Les grands esprits se rencontrent
Issue de la plume du compositeur et interprète gaspésien Steve Marin, Chanson pour les mois d’hiver, unique pièce originale de l’opus, sert de fil conducteur à l’ensemble du projet. «C’est la plus représentative de l’éventail de pièces qui se retrouvent sur l’album. Steve me l’a écrite en 48 heures. Quand je l’ai reçue, j’ai versé une larme. J’étais tellement contente: il avait compris toutes mes intentions. C’était magique.»
Bien qu’elle ignorait que Steve, tout comme elle, était originaire de la Gaspésie, tous deux se sont rapidement découvert de nombreux points communs. «Ses parents sont un duo de musiciens que je côtoyais à l’âge de sept ans, quand je chantais dans les bars. Sa mère est sortie avec mon oncle, et elle la meilleure amie d’une de mes tantes. Il y avait plein de coïncidences entre nous.»
Le réalisateur Marc Pérusse (Luc de Larochellière, Daniel Boucher) signe, quant à lui, un album épuré qui laisse place à la magnifique voix d’Isabelle. «On voulait que ce soit sobre, presque artisanal. D’ailleurs, la pochette donne le ton : il n’y a pas de photos de moi. On voulait que les gens puissent entrer dans leur imaginaire et se faire leur propre histoire en écoutant ces chansons.»
Du baume au cœur
La maternité comble la chanteuse au plus haut point, et la maman en elle semble plus épanouie que jamais. Aussi cette énergie se reflète-t-elle sur l’album. «L’état dans lequel nous sommes nous influence. Plus on se connaît, plus on fait des choses qu’on aime, et plus on s’épanouit. J’avais envie d’épouser les chansons. C’est très physique. J’ai besoin de me les approprier, de les laisser entrer non seulement à travers ma voix, mais à travers mon corps et mon cœur aussi.»

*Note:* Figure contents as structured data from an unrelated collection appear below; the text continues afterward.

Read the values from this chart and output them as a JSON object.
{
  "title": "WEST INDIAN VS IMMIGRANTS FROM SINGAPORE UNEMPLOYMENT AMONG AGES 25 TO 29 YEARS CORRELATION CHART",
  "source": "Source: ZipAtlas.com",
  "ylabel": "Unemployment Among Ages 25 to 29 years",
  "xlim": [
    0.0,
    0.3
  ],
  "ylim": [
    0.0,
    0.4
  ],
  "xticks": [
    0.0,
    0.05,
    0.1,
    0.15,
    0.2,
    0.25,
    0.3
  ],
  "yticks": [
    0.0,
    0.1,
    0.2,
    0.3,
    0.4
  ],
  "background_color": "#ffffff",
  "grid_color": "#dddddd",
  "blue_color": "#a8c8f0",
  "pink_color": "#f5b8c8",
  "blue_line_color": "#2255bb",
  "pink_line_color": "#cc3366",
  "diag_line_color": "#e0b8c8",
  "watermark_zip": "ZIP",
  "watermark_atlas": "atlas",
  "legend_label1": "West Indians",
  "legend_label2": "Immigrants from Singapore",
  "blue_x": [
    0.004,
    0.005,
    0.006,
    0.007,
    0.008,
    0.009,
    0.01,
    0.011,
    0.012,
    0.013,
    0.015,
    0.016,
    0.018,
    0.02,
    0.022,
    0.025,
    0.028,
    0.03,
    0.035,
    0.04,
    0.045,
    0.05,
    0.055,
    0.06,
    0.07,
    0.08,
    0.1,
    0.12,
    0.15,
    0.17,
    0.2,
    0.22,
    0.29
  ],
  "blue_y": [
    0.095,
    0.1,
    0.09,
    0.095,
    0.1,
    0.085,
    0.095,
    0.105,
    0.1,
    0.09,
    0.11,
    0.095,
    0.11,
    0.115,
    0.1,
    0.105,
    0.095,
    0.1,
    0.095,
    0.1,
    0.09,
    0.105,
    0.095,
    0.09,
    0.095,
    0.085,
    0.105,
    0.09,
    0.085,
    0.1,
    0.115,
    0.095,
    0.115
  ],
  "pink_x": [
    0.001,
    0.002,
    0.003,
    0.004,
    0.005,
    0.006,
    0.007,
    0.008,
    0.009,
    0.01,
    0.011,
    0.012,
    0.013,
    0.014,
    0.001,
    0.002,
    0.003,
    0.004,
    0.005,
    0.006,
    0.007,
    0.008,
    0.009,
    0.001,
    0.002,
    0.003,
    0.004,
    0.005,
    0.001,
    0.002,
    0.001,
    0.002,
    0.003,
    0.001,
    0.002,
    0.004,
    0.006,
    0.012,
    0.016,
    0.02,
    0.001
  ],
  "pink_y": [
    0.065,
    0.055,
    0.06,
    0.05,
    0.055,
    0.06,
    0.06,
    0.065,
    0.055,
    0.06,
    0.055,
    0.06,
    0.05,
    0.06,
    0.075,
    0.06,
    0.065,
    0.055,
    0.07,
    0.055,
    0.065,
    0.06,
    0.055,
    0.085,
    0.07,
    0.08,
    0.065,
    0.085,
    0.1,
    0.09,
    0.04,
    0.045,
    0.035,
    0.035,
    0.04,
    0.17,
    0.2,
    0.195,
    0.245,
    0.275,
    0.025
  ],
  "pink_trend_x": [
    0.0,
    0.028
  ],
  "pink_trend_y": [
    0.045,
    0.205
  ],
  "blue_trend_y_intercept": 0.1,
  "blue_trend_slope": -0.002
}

Elle l’avoue, son petit garçon, âgé de 13 mois, nourrit beaucoup sa créativité. «Dès que j’ai porté Marcus, ma voix a changé. Quand tu as un enfant, c’est comme si tu avais en tout temps un petit cœur greffé sur le tien. Ça ne te quitte jamais. Et ça m’a amenée dans une créativité nouvelle. La musique est une voie assez naturelle pour moi pour tisser des liens avec mon enfant.»
Elle ne cache pas qu’il est très exigeant de concilier vies familiale et professionnelle. «Ç’a aiguisé mon sens de l’organisation. J’ai moins de temps à consacrer à certains projets, mais ça remet les choses en perspective.»
Isabelle entamera une tournée basée sur l’univers de Chansons pour les mois d’hiver en octobre 2010. Un nouvel album devrait pour sa part voir le jour en 2011. D’ici là, le rôle de maman de la chanteuse risque d’occuper la pole position de ses occupations. «Je veux passer beaucoup de temps avec mon fils. J’aimerais l’amener en dehors de la maison.»
Les mois d’hiver vus par Isabelle Boulay
En quelques mots, l’interprète raconte ce qu’évoque pour elle chacune des pièces de l’album.
• Feignez de dormir: «Aznavour a déjà dit que les artistes sont les pharmaciens de l’âme.»
• Chanson pour les mois d'hiver: Féérie
• L'amitié: En dehors de l’espace-temps
• Hors-saison: Une saison que le cœur traverse
• Le patineur: Ludique
• La ballade du chien-loup: La défaite amoureuse
• Je reviens chez nous: Le Québec
• Déranger les pierres: Charnel
• Tennesse Waltz: Amour de jeunesse
• Shefferville, le dernier train: Ballade pour les ouvriers
• Marie-Noël: Amour d’enfant
Chansons pour mois d’hiver est offert en magasin.